Thank you. And our next question comes from the line of Alex Henderson with Miller Tabak. Please go ahead.

Alex Henderson – Miller Tabak

Hey, guys.

Jerry Turin

Hi.

Alex Henderson – Miller Tabak

So I just want to revisit the pricing commentary a little bit. So you talked about the pricing being heavily weighted towards the March quarter as a result to the price declines that happened at the end December taken in the very early days of January. Just so I understand, if you were to look at the full year price declines, what percentage of it do you think occurred in the first quarter?

Jerry Turin

Yeah. Well, looking at historical trends, we think that probably over half the pricing was set at the start of June. So even if the remainder of the year kind of trends historically we certainly have positioned us well going forward. So by taking a significant portion of the pricing reduction on January 1, by increasing your margins in March – through March, are you well-positioned for the rest of year because a substantial portion of the price reductions were already in place.

And then a second part to that, which is something we don't have a crystal ball on and which Alain eluded to, which is if the demand is very strong does the historical pattern continue through the rest of the year or is there some change as a result of the demand dynamic. Ana again, that's hard to pull out the crystal ball and understand how that comes into play through the rest of the year.

Alex Henderson – Miller Tabak

Let me just try it one more time. So if we assume the normal rate of price decline which you've talked about a number of times on the call. And we're looking at the full year calendar 2010, you're saying we took approximately something over 50% of that decline in the first quarter?

Jerry Turin

Yeah. So just kind of applying some math modeling, if we applied over 50% in one quarter and if you were to take the other 50 or 40% or whatever the remainder is and spread that over three quarters, you can see that the quarterly impact in March was much more than we would expect in the subsequent quarters, which means we should be better positioned that going through the rest of the year.

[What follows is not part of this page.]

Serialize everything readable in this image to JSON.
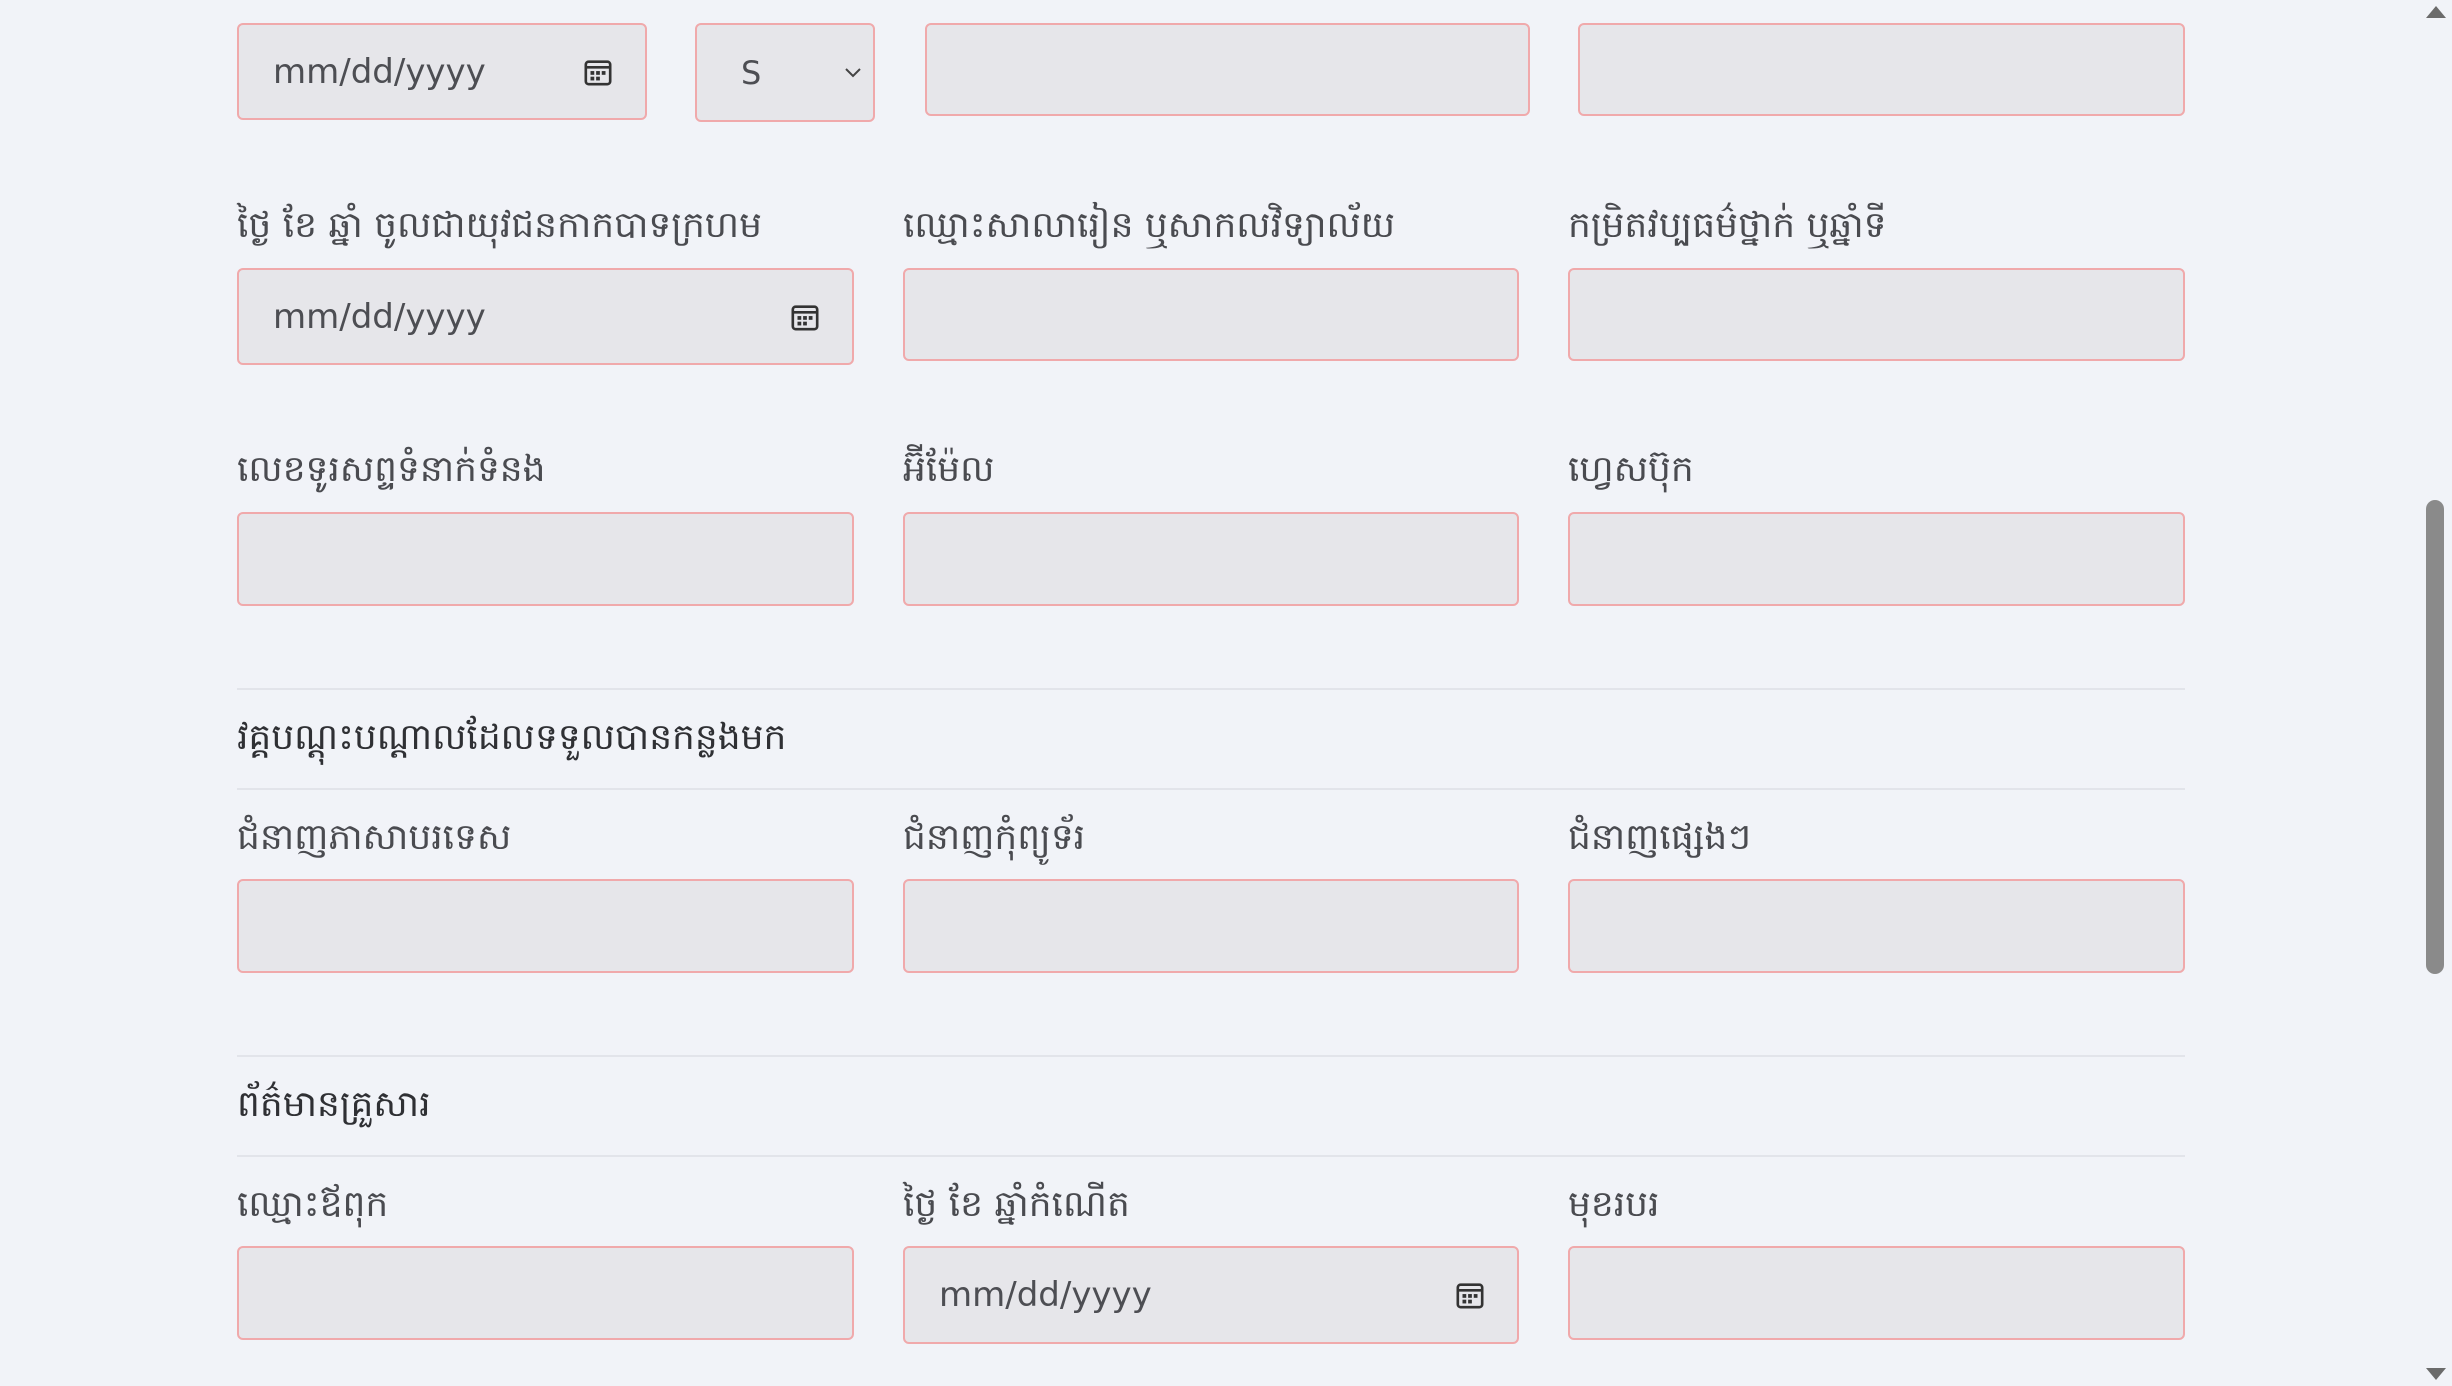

Alex Henderson – Miller Tabak

I just want to make some clarification on that point as well. So the second round of price adjustments tends to be, as I understand it in July. So for that six month window for the people who are on six month contracts? So is it fairly flat sequentially into this quarter, should we then be a little bit more cautious on the sequential improvement that you might think will occur in the September quarter gross margins as a result of that timing, historical pattern?

Jerry Turin

Well, historically we've never seen that going from June to September and if in fact, we've pulled more of the pricing from six months into annual, I would expect less of an impact. So I wouldn't see that there is any extra step-up that we have to overcome in the September quarter versus June. I don't know, if Alain has any other visibility probably not I wouldn't think.

Alain Couder

Okay. Our strategy has been to plan in such a way that the price erosion is the same as in the previous year (inaudible) and make sure our gross margin improves as we say. And that's what I said before, I think if it doesn't reduce as much as in the previous year this is gravy. It will be easier to get to our target model.

Alex Henderson – Miller Tabak

Okay. Second in the line of questioning, can you give us a little more granularity on what you're thinking is on the OpEx sequentially into the June quarter? You generally do talk to the sort of sequential OpEx line?

Jerry Turin

Well, we speak to the EBITDA guidance and we've typically talked in terms of the moving pieces with restructuring and so forth. I think at this point in time when you look at the OpEx lines I think we have a reasonable baseline for moving forward.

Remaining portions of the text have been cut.